Callous, because it demonstrated no appreciation of the devastating consequences of his announcement for so many workers and their families. One fleeting, flat-voiced “sorry” doesn’t cut it. Nor was there a single offer of any assistance that might soften the blow.

But then, no expression of sympathy or solidarity could have been in the slightest sincere. 

Goode has form as a would-be but failed union-buster at Royal Mail. He and his new Dubai-based bosses couldn’t care less about the people being dumped on the scrap-heap. 

They are arrogant in their commitment to the dog-eat-dog capitalist society in which directors and shareholders come first and employees come nowhere.

However, inflicting instant mass redundancies in this way not only shows contempt for workers and their trade unions. It also flagrantly breaches every relevant provision of UK employment and redundancy law.

Legislation sets out the grounds on which redundancy can be considered fair. It specifies the necessary requirements for proper notification, consultation and discussion, including in cases involving 20-plus employees. 

Goode telling crews that “your employment is terminated with immediate effect on the grounds of redundancy” is a tautological insult. 

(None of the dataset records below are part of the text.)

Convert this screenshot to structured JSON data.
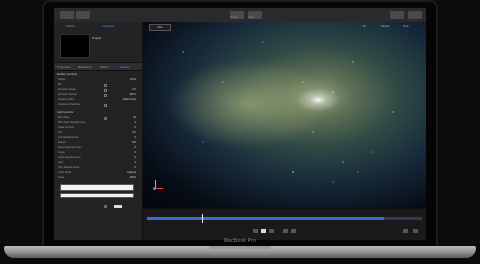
{
  "window": {
    "toolbar_left": "Library",
    "toolbar_right": "Inspector",
    "toolbar_hud_labels": [
      "Share",
      "HUD"
    ]
  },
  "browser": {
    "tabs": [
      "Library",
      "Inspector"
    ],
    "project_name": "Project"
  },
  "inspector": {
    "tabs": [
      "Properties",
      "Behaviors",
      "Filters",
      "Emitter"
    ],
    "active_tab": "Emitter",
    "section_1": "Emitter Controls",
    "rows_1": [
      {
        "label": "Shape",
        "value": "Point"
      },
      {
        "label": "3D",
        "value": ""
      },
      {
        "label": "Emission Angle",
        "value": "0.0"
      },
      {
        "label": "Emission Range",
        "value": "360.0"
      },
      {
        "label": "Render Order",
        "value": "Oldest First"
      },
      {
        "label": "Interleave Particles",
        "value": ""
      }
    ],
    "section_2": "Cell Controls",
    "rows_2": [
      {
        "label": "Birth Rate",
        "value": "30"
      },
      {
        "label": "Birth Rate Randomness",
        "value": "0"
      },
      {
        "label": "Initial Number",
        "value": "0"
      },
      {
        "label": "Life",
        "value": "5.0"
      },
      {
        "label": "Life Randomness",
        "value": "0"
      },
      {
        "label": "Speed",
        "value": "100"
      },
      {
        "label": "Speed Randomness",
        "value": "0"
      },
      {
        "label": "Angle",
        "value": "0"
      },
      {
        "label": "Angle Randomness",
        "value": "0"
      },
      {
        "label": "Spin",
        "value": "0"
      },
      {
        "label": "Spin Randomness",
        "value": "0"
      },
      {
        "label": "Color Mode",
        "value": "Original"
      },
      {
        "label": "Scale",
        "value": "100%"
      }
    ]
  },
  "canvas": {
    "view_menu": "View",
    "zoom": "Fit",
    "render": "Render",
    "view": "View"
  },
  "timeline": {
    "progress": 0.86,
    "playhead": 0.2
  },
  "device": {
    "brand": "MacBook Pro"
  },
  "colors": {
    "accent": "#3a9cff",
    "timeline_fill": "#3b6bd6"
  }
}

Redundancy was not the reason for sacking them; replacing them with more profitable, cheaper and less skilled labour is.

Was sufficient notice given to the employees concerned? Clearly not. Had their recognised trade unions been consulted? No. Have individual discussions taken place with all those being dismissed? No, not with any.

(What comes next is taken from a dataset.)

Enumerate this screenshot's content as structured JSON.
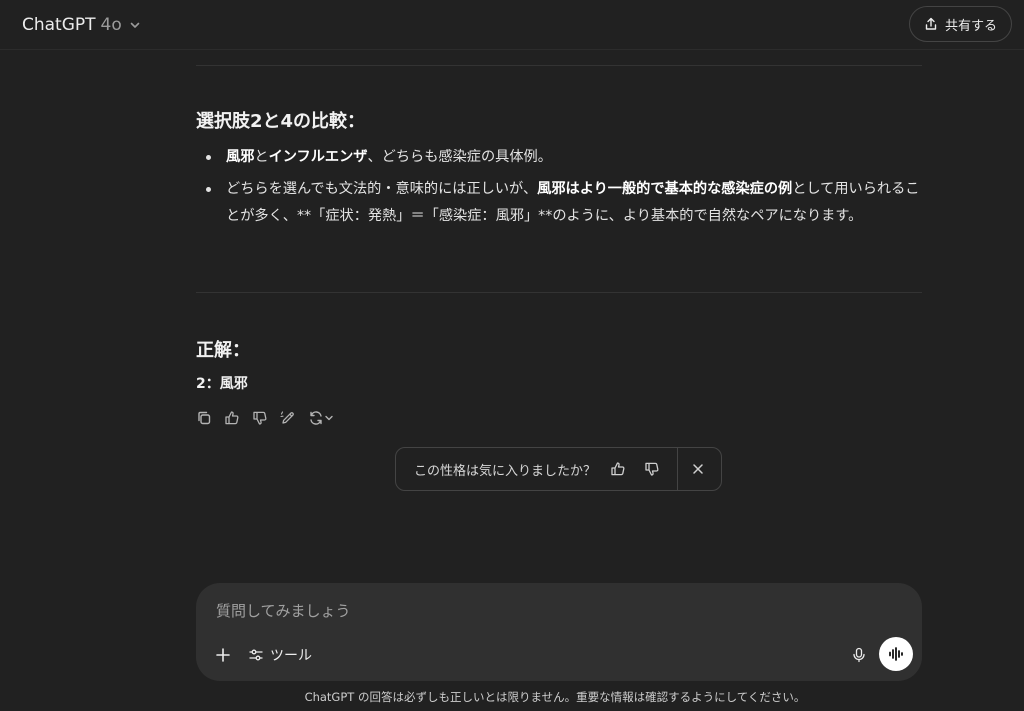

Whether this dereliction of duty arose from arrogance, ignorance or both is not yet clear. Ignorance of the law is no defence and perhaps the dismissals should be confined to the P&O Ferries human resources department. 

It’s not even clear whether the statutory HR1 notice was given to the Department of Business, Enterprise, Industry and Science. It was left to a hapless minister for transport to go through the motions of criticising P&O in the House of Commons on Wednesday and pretending that something would be done.

What could be done?

The immediate priority must be to show every possible form of solidarity with the P&O workers who are fighting for their jobs and livelihoods. We have been here before with this outfit, but this time the labour movement must win.

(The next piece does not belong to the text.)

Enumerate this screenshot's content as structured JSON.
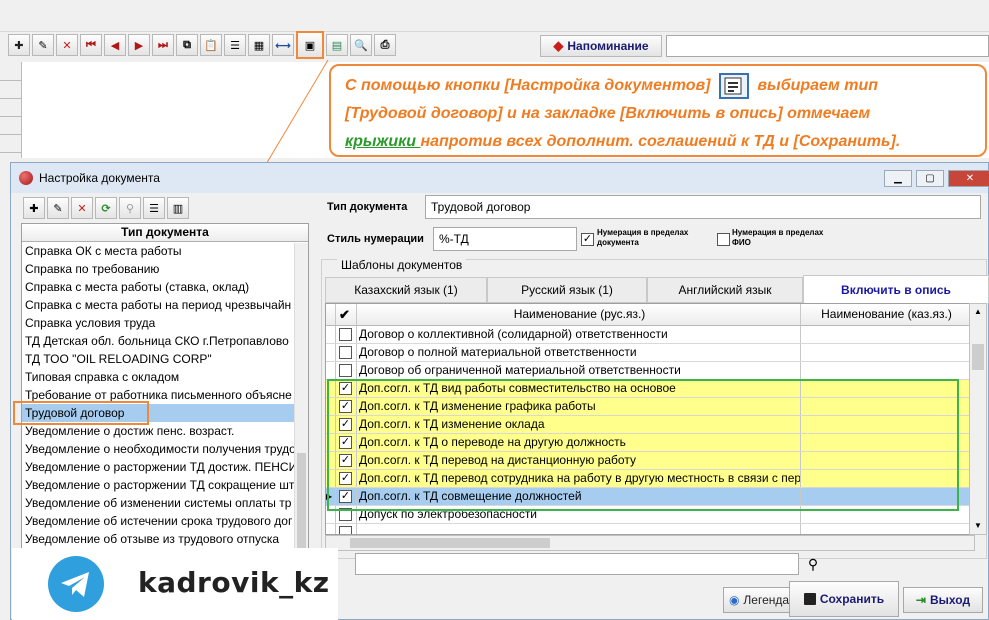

Secondly, any government that has pretensions to representing the interests of working people must intervene to take control of a company led by such profiteering pirates. The statute book should be thrown at the P&O directors.

Thirdly, this case should become a textbook example of what happens under 21st-century monopoly capitalism. 

Other examples include the great energy rip-off, the role played by the City of London as the world’s largest laundromat, the accumulation of vast wealth at the top accompanied by festering mass poverty down below and the pressing need to abolish Britain’s draconian anti-trade union laws and strengthen the rights of all workers.

We should beware, too, the false lessons being peddled in some predictable quarters.

Leaving the EU has not made these latest P&O sackings either possible or inevitable. UK redundancy law is the same now as before Brexit. EU law offers no protection against rampant corporate profiteering — in fact, it facilitates it by enabling the recruitment and super-exploitation of imported labour on a continental scale as a fundamental principle.